Психиатрические, правовые и этнографические источники позволили мне создать еще одну базу данных, содержащую 80 опубликованных случаев колдовства и магии в российской и украинской сельской местности между 1861 и 1917 годами. Такие данные еще более ограничены, чем материалы о кликушестве. При обсуждении веры в колдовство и магию упоминаемые случаи кликушества относятся к пореформенному периоду, если не указано иное. К сожалению, скудость источников не позволила мне включить в базу о колдовстве и магии ни последние десятилетия крепостного права, ни предреволюционные годы. Московский городской архив предоставил мне доступ только к трем делам о колдовстве, которые рассматривались Московским совестным судом (судом, занимающемся вопросами совести и нравственности30) в конце XVIII и начале XIX века, сообщив, что остальные папки либо настолько сильно повреждены, что нуждаются в переплете, либо совсем нечитаемы. Запросы и работа в других архивах показали, что отдельные документы, относящиеся к делам, переданным в волостные или кантональные суды после отмены крепостного права, как правило, были уничтожены после Второй мировой войны31. Историки могут только оплакивать уничтожение этих региональных материалов.

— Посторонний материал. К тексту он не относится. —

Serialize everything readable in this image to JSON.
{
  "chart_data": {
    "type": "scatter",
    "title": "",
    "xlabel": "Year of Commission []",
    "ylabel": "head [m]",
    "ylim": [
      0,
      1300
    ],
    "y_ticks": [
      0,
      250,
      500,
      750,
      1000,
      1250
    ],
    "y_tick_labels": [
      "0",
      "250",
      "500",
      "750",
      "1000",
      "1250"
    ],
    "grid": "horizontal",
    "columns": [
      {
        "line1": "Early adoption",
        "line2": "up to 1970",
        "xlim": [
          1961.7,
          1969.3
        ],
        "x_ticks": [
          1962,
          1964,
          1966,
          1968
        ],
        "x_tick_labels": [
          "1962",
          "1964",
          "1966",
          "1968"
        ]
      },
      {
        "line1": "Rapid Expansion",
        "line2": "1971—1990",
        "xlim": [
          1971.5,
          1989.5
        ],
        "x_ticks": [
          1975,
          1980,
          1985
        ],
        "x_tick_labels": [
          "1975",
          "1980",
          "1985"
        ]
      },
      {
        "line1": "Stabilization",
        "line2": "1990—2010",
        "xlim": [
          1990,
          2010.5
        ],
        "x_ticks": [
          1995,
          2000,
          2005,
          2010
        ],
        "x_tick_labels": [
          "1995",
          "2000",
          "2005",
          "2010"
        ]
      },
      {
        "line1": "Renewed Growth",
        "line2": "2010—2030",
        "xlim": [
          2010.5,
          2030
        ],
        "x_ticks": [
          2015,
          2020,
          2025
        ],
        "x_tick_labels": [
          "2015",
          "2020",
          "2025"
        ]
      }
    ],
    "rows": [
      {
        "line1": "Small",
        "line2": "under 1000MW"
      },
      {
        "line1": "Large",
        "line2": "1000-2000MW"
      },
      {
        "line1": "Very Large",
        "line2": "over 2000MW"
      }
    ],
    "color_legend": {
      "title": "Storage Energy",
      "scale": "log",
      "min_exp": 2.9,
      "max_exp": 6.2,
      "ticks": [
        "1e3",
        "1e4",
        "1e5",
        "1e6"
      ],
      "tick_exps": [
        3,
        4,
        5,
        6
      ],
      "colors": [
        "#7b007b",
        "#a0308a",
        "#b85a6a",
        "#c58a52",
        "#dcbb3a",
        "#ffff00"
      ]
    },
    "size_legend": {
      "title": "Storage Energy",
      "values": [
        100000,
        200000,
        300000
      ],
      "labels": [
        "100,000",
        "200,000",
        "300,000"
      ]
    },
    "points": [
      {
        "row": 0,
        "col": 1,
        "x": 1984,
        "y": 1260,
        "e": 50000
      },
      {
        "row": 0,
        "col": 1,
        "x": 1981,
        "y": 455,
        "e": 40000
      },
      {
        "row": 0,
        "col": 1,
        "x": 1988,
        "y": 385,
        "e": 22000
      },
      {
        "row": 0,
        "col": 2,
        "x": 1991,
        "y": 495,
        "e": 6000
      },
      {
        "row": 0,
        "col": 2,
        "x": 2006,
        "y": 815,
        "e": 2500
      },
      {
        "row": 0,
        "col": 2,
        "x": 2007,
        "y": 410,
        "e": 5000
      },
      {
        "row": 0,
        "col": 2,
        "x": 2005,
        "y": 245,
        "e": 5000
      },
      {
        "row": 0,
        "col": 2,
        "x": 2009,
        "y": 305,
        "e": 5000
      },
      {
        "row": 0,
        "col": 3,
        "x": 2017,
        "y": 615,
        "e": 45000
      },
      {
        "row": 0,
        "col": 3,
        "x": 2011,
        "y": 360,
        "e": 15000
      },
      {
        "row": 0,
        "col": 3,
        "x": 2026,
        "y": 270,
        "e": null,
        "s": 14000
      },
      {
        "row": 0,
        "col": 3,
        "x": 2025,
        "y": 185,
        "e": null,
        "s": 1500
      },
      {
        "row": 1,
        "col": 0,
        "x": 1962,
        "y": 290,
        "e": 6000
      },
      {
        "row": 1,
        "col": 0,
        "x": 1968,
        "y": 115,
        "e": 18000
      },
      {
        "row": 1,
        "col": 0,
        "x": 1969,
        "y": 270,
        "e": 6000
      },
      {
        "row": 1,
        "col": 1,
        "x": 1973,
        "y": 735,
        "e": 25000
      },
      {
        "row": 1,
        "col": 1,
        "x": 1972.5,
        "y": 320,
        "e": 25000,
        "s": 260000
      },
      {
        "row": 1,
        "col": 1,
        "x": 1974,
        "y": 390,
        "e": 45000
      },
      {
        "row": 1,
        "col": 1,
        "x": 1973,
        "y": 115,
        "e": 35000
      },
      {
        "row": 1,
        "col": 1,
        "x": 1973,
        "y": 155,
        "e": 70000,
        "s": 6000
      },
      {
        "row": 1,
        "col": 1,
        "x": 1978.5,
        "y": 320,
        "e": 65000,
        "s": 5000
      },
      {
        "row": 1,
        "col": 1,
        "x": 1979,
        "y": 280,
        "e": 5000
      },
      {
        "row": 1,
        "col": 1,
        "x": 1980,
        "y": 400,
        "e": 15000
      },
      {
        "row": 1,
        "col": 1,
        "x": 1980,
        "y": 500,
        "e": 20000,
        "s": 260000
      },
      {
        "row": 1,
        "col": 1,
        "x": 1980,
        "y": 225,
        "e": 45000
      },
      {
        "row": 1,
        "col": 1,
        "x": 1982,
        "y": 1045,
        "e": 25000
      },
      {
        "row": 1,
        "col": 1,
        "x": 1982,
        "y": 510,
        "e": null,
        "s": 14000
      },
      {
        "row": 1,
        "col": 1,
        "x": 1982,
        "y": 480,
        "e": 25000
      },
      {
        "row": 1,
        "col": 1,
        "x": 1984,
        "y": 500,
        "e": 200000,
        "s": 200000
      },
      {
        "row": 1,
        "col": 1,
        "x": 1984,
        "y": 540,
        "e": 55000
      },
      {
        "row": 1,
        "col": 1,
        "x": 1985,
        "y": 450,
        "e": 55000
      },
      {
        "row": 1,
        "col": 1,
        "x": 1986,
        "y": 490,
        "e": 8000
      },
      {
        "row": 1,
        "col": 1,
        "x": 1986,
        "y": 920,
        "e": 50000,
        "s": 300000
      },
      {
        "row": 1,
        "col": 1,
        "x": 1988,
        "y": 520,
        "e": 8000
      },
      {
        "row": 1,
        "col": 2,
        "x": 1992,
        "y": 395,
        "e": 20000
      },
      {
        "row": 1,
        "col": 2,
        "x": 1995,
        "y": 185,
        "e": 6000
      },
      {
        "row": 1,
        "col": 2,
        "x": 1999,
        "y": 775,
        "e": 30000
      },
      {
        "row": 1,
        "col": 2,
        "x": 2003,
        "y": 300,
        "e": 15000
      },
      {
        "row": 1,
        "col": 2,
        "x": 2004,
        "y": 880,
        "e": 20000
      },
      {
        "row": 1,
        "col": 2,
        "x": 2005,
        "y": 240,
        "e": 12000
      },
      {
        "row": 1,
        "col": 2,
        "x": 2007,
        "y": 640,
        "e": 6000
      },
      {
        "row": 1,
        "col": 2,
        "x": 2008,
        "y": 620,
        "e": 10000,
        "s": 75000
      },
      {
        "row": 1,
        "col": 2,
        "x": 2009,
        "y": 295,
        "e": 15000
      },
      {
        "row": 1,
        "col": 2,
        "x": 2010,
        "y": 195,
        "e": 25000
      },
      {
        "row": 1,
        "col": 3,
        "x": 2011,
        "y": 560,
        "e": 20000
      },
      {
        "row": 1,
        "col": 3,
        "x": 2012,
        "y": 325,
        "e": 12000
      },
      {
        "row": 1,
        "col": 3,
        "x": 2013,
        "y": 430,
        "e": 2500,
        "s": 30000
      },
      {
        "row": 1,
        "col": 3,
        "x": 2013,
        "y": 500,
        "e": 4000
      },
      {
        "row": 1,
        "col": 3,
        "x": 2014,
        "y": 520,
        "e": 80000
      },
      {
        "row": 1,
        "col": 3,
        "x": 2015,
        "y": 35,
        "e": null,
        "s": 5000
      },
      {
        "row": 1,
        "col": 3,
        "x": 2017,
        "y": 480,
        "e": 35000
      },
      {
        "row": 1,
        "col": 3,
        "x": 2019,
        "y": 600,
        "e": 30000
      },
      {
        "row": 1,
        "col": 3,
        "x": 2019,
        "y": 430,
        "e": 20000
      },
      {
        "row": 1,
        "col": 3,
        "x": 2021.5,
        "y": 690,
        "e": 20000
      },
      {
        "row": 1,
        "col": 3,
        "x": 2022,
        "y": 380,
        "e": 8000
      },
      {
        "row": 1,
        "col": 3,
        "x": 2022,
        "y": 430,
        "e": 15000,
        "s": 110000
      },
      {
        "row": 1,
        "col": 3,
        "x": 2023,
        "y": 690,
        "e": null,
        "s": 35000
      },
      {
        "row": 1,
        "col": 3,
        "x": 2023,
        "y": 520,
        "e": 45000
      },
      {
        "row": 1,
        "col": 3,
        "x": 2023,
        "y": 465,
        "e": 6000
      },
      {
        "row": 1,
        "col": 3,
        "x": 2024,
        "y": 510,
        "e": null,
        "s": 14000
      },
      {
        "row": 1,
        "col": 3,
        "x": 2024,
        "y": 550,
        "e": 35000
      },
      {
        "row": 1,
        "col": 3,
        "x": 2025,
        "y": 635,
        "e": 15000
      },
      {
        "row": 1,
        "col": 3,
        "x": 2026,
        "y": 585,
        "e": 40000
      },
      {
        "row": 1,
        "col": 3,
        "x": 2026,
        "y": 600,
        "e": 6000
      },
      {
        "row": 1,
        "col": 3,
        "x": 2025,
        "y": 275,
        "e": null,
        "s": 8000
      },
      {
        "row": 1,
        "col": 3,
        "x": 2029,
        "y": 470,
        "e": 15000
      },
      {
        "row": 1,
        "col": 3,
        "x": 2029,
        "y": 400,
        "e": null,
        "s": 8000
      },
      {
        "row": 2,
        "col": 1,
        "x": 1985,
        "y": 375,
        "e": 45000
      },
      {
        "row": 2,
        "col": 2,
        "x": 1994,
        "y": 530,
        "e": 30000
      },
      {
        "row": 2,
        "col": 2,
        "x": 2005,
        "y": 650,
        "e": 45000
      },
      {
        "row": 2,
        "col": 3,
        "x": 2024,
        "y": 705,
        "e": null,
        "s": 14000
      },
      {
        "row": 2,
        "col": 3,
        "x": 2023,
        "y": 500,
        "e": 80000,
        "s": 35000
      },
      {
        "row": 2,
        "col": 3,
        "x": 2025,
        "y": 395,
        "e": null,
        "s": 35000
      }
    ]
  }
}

Несмотря на то что междисциплинарное исследование любой новой темы зависит от первоисточников, оно также должно опираться на обширную литературу. Значимые труды, посвященные истории судебных процессов над ведьмами в Европе и в американских колониях раннего Нового времени, развитию психиатрии в современной Европе и Соединенных Штатах, истеризации женщин, а также работы специалистов по русской литературе и культуре помогают определить методологическую и интерпретационную основу этой книги. Такое исследование дает сравнительный контекст для анализа явления кликушества в российской деревне в XIX – начале XX века. Отдельно следует отметить влияние антропологии (в особенности медицинской антропологии) на мою работу.
Изучая культы одержимости в различных частях мира, антропологи занимаются жертвами одержимости не меньше, чем теми, кого называют колдунами и ведьмами. Несмотря на то что в антропологических описаниях встречается поведение куда более экзотичное, чем поведение русских кликуш, то, как ученые вписывают одержимых в их весьма различные религиозные культуры, весьма интересно. За некоторыми исключениями, большая часть литературы по западноевропейскому колдовству посвящена тому, как формировалось отношение главенствующей культуры к народной вере в колдовство, повлекшее, например, печально известные судебные процессы над ведьмами XVI и XVII веков32. Такие исследования также часто рассматривают ослабление веры в колдовство среди образованных членов европейского общества. При этом они уделяют мало внимания людям, считающим себя околдованными. Тот факт, что одержимые средневековой Европы влились в ряды тех, кого в XV веке считали ведьмами, помогает объяснить такой недостаток внимания33. Нежелание историков признать, что в некоторые эпохи люди воспринимали колдовство всерьез (или, иначе говоря, их уверенность в том, что его «никто бы не принимал всерьез, если бы люди больше знали»), дополнительно объясняет ограниченность большинства исследований колдовства в Западной Европе34. Нынешние антропологические исследования гораздо менее критичны по отношению к людям, которых они описывают.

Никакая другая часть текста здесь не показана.